For travelers looking for a more “eerie” flavor, Stalin’s Bunker in Samara provides a fascinating relic of World War II. As the name suggests, this bunker would have been used to house and hide Joseph Stalin in the event that Germany captured Moscow. Any further details would spoil the surprise; but yes, there are guided tours.
Saransk is a smaller city located southeast of Moscow. The statue of Fyodor Ushakov and nearby Cathedral of St. Theodore Ushakov are beautiful structures, A fascinating museum in Saransk is the Mordovian Republican Fine Arts Museum.
Rostov-na-Donu offers historical merchant mansions, the Don River, and lots of architectural relics. The Liventsovka Fortress is quickly becoming an archaeological hot spot for burial sites. Luckily, this city offers a city-wide bus tour, giving tourists a streamlined experience of the entire city and its history.

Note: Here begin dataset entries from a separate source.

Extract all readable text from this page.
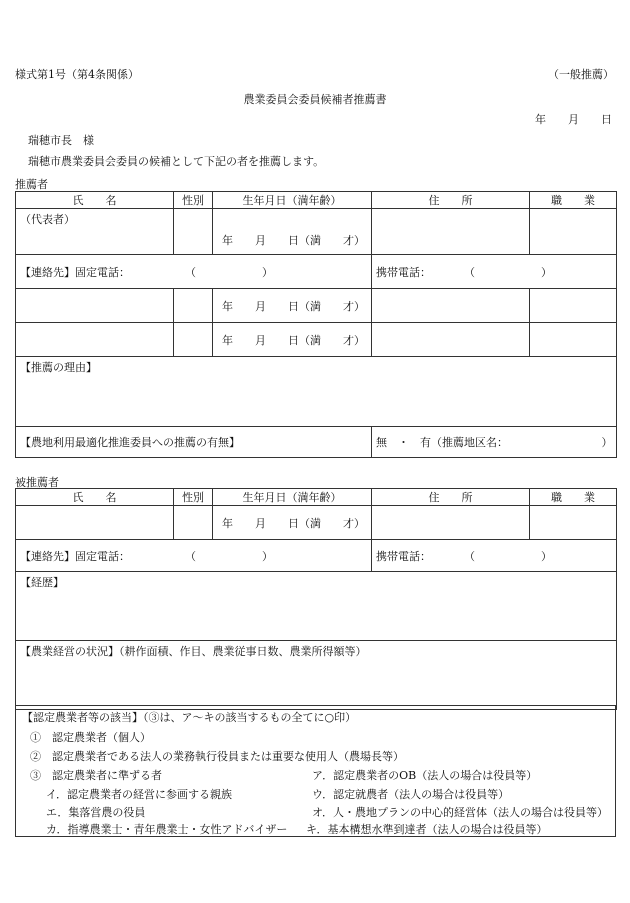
様式第1号（第4条関係）	（一般推薦）
農業委員会委員候補者推薦書
年　　月　　日
瑞穂市長　様
瑞穂市農業委員会委員の候補として下記の者を推薦します。
推薦者
氏　　名	性別	生年月日（満年齢）	住　　所	職　　業
（代表者）		年　　月　　日（満　　才）		
【連絡先】固定電話：　　　　　　（　　　　　　）			携帯電話：　　　　（　　　　　　）	
		年　　月　　日（満　　才）		
		年　　月　　日（満　　才）		
【推薦の理由】				
【農地利用最適化推進委員への推薦の有無】			無　・　有（推薦地区名：　　　　　　　　　）	
被推薦者
氏　　名	性別	生年月日（満年齢）	住　　所	職　　業
		年　　月　　日（満　　才）		
【連絡先】固定電話：　　　　　　（　　　　　　）			携帯電話：　　　　（　　　　　　）	
【経歴】				
【農業経営の状況】（耕作面積、作目、農業従事日数、農業所得額等）				
【認定農業者等の該当】（③は、ア～キの該当するもの全てに○印）
①　認定農業者（個人）
②　認定農業者である法人の業務執行役員または重要な使用人（農場長等）
③　認定農業者に準ずる者	ア．認定農業者のOB（法人の場合は役員等）
イ．認定農業者の経営に参画する親族	ウ．認定就農者（法人の場合は役員等）
エ．集落営農の役員	オ．人・農地プランの中心的経営体（法人の場合は役員等）
カ．指導農業士・青年農業士・女性アドバイザー キ．基本構想水準到達者（法人の場合は役員等）
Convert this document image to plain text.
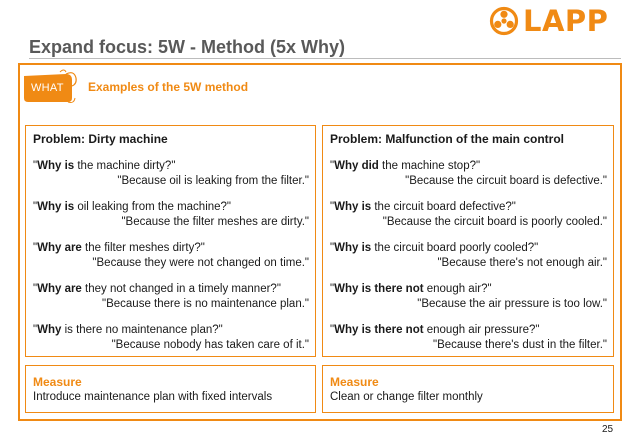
LAPP
Expand focus: 5W - Method (5x Why)
WHAT Examples of the 5W method
Problem: Dirty machine
"Why is the machine dirty?"
"Because oil is leaking from the filter."
"Why is oil leaking from the machine?"
"Because the filter meshes are dirty."
"Why are the filter meshes dirty?"
"Because they were not changed on time."
"Why are they not changed in a timely manner?"
"Because there is no maintenance plan."
"Why is there no maintenance plan?"
"Because nobody has taken care of it."
Problem: Malfunction of the main control
"Why did the machine stop?"
"Because the circuit board is defective."
"Why is the circuit board defective?"
"Because the circuit board is poorly cooled."
"Why is the circuit board poorly cooled?"
"Because there's not enough air."
"Why is there not enough air?"
"Because the air pressure is too low."
"Why is there not enough air pressure?"
"Because there's dust in the filter."
Measure
Introduce maintenance plan with fixed intervals
Measure
Clean or change filter monthly
25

Sochi is arguably the most beautiful city in Russia. It offers a wonderful assortment of parks and recreation options, to the point that Joseph Stalin built his go-to vacation home there. But the most unique aspect of Sochi is its tea plantation. It is the only tea plantation in the country and the northernmost in the world. The plantation will offer excursions during the FIFA World Cup, ending with sampling teas and other locally produced food.
Ekaterinburg is a large city with deep history. It happens to be the site of the assassinations of Nicholas II, the last tsar of Russia, and his family on 17th July 1918. Today, the Church on the Blood, a beautiful church built in the early 2000’s, pays homage to the event, with the basement still intact, where the executions took place. Visitors can tour this beautiful new church and historic basement.

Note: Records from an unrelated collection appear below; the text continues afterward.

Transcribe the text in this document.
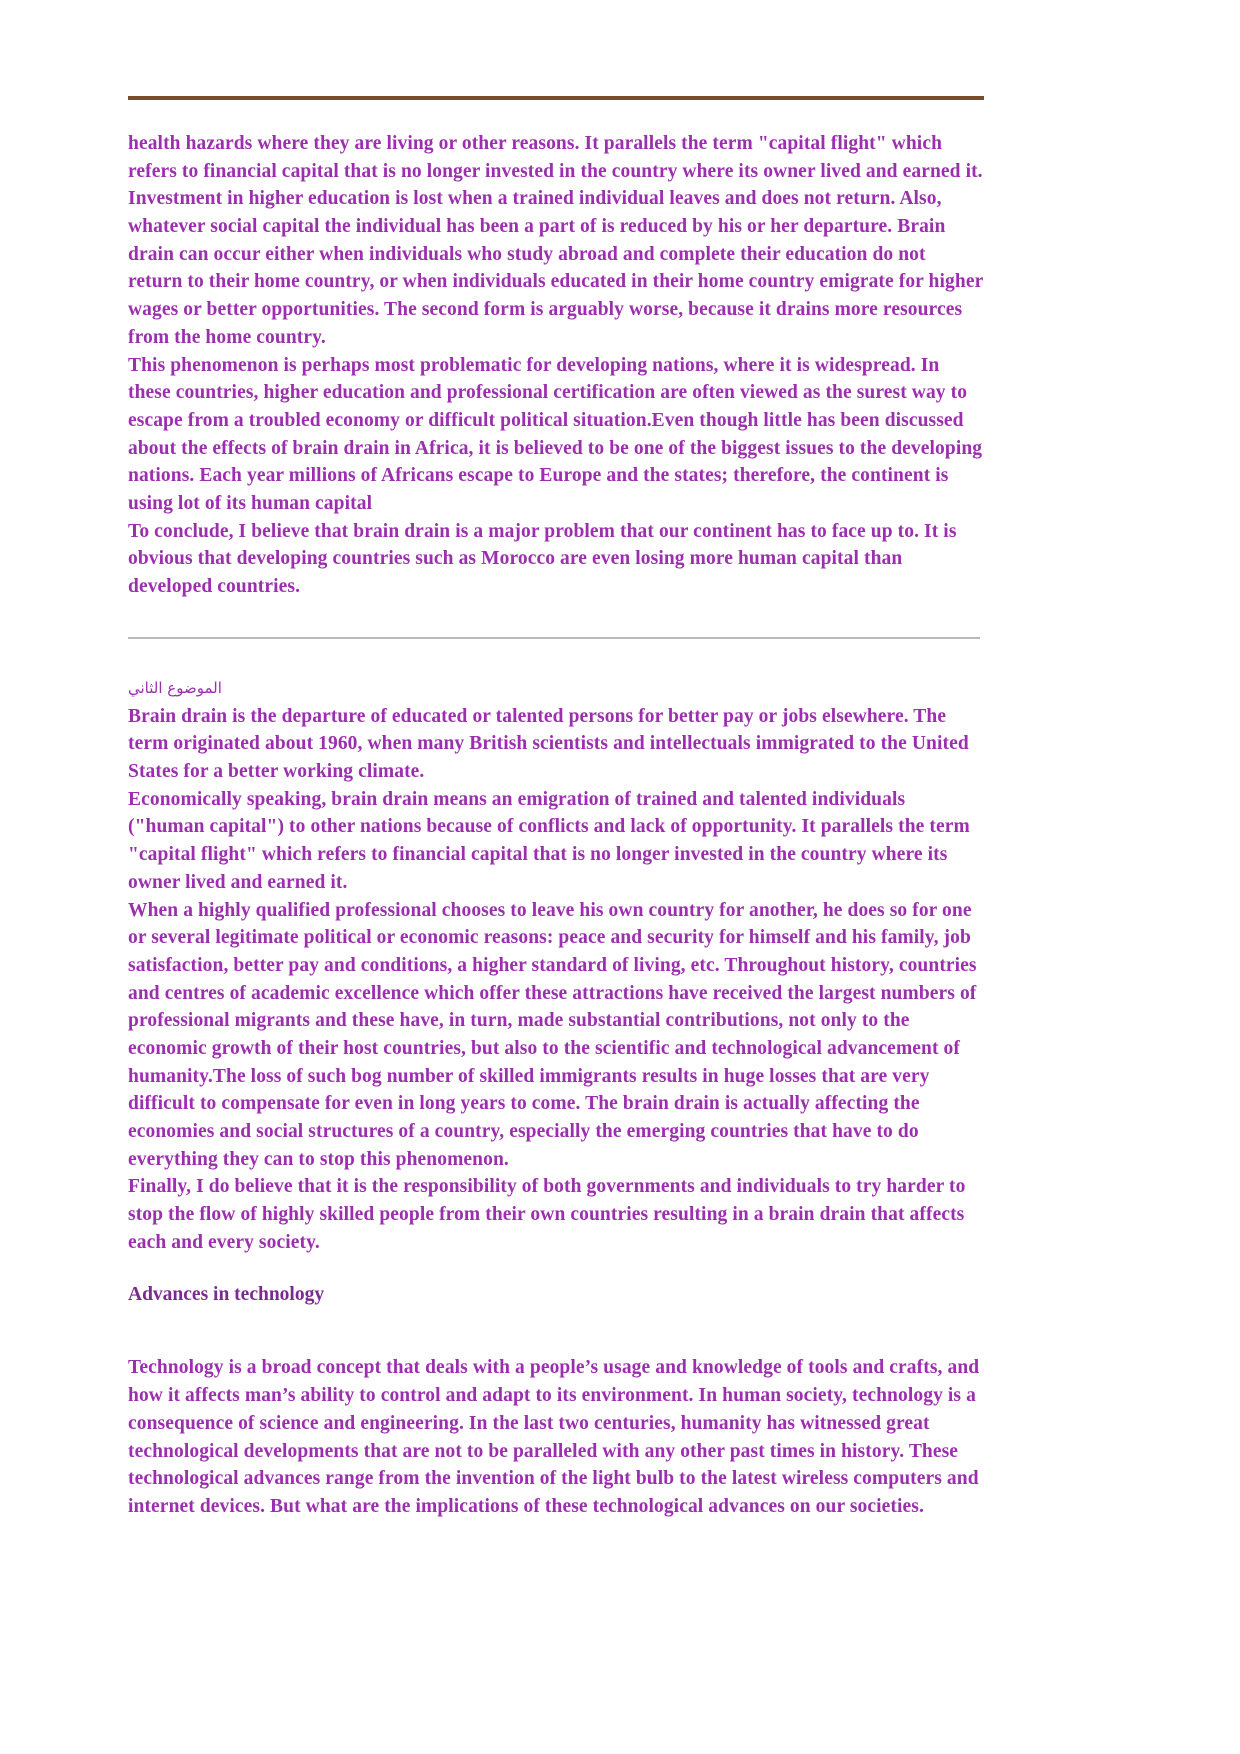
health hazards where they are living or other reasons. It parallels the term "capital flight" which refers to financial capital that is no longer invested in the country where its owner lived and earned it.

Investment in higher education is lost when a trained individual leaves and does not return. Also, whatever social capital the individual has been a part of is reduced by his or her departure. Brain drain can occur either when individuals who study abroad and complete their education do not return to their home country, or when individuals educated in their home country emigrate for higher wages or better opportunities. The second form is arguably worse, because it drains more resources from the home country.

This phenomenon is perhaps most problematic for developing nations, where it is widespread. In these countries, higher education and professional certification are often viewed as the surest way to escape from a troubled economy or difficult political situation.Even though little has been discussed about the effects of brain drain in Africa, it is believed to be one of the biggest issues to the developing nations. Each year millions of Africans escape to Europe and the states; therefore, the continent is using lot of its human capital

To conclude, I believe that brain drain is a major problem that our continent has to face up to. It is obvious that developing countries such as Morocco are even losing more human capital than developed countries.

الموضوع الثاني

Brain drain is the departure of educated or talented persons for better pay or jobs elsewhere. The term originated about 1960, when many British scientists and intellectuals immigrated to the United States for a better working climate.

Economically speaking, brain drain means an emigration of trained and talented individuals ("human capital") to other nations because of conflicts and lack of opportunity. It parallels the term "capital flight" which refers to financial capital that is no longer invested in the country where its owner lived and earned it.

When a highly qualified professional chooses to leave his own country for another, he does so for one or several legitimate political or economic reasons: peace and security for himself and his family, job satisfaction, better pay and conditions, a higher standard of living, etc. Throughout history, countries and centres of academic excellence which offer these attractions have received the largest numbers of professional migrants and these have, in turn, made substantial contributions, not only to the economic growth of their host countries, but also to the scientific and technological advancement of humanity.The loss of such bog number of skilled immigrants results in huge losses that are very difficult to compensate for even in long years to come. The brain drain is actually affecting the economies and social structures of a country, especially the emerging countries that have to do everything they can to stop this phenomenon.

Finally, I do believe that it is the responsibility of both governments and individuals to try harder to stop the flow of highly skilled people from their own countries resulting in a brain drain that affects each and every society.

Advances in technology

Technology is a broad concept that deals with a people’s usage and knowledge of tools and crafts, and how it affects man’s ability to control and adapt to its environment. In human society, technology is a consequence of science and engineering. In the last two centuries, humanity has witnessed great technological developments that are not to be paralleled with any other past times in history. These technological advances range from the invention of the light bulb to the latest wireless computers and internet devices. But what are the implications of these technological advances on our societies.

For those who want to get some exercise in while experiencing a main city attraction, the Chkalov Stairs in Nizhny Novgorod offers plenty of cardio. The city joke is that you can’t count all of the stairs as you climb, both because there are so many (over 1,500 steps!), and because the beautiful view is distracting. The unique architecture of the stairs, along with a monument honoring the Battle of Stalingrad, makes this a must-see.
Mamai Hill is perhaps the most moving and hallowed place to visit in all of Russia. This place is a memorial to Russian soldiers who have lost their lives, particularly in World War II. The Hall of War Glory and the Motherhood Calls statue are the most special and sacred places in Mamai Hill. The Motherhood Calls statue weighs over 8,000 tons, and is an absolutely awe-inspiring work of art. Russia made a historically and often globally-underplayed sacrifice in the second world war, and Mamai Hill is a tribute that is worthy of a day trip to pay respects for those who made the ultimate sacrifice for their country.
From Moscow’s Red Square to Volgograd’s Mamai Hill to one of many museums and historical cathedrals scattered throughout Russia, there is so much to enjoy about Russia that goes beyond sporting events. But what better time to enjoy the best that Russia has to offer than during the 2018 FIFA World Cup.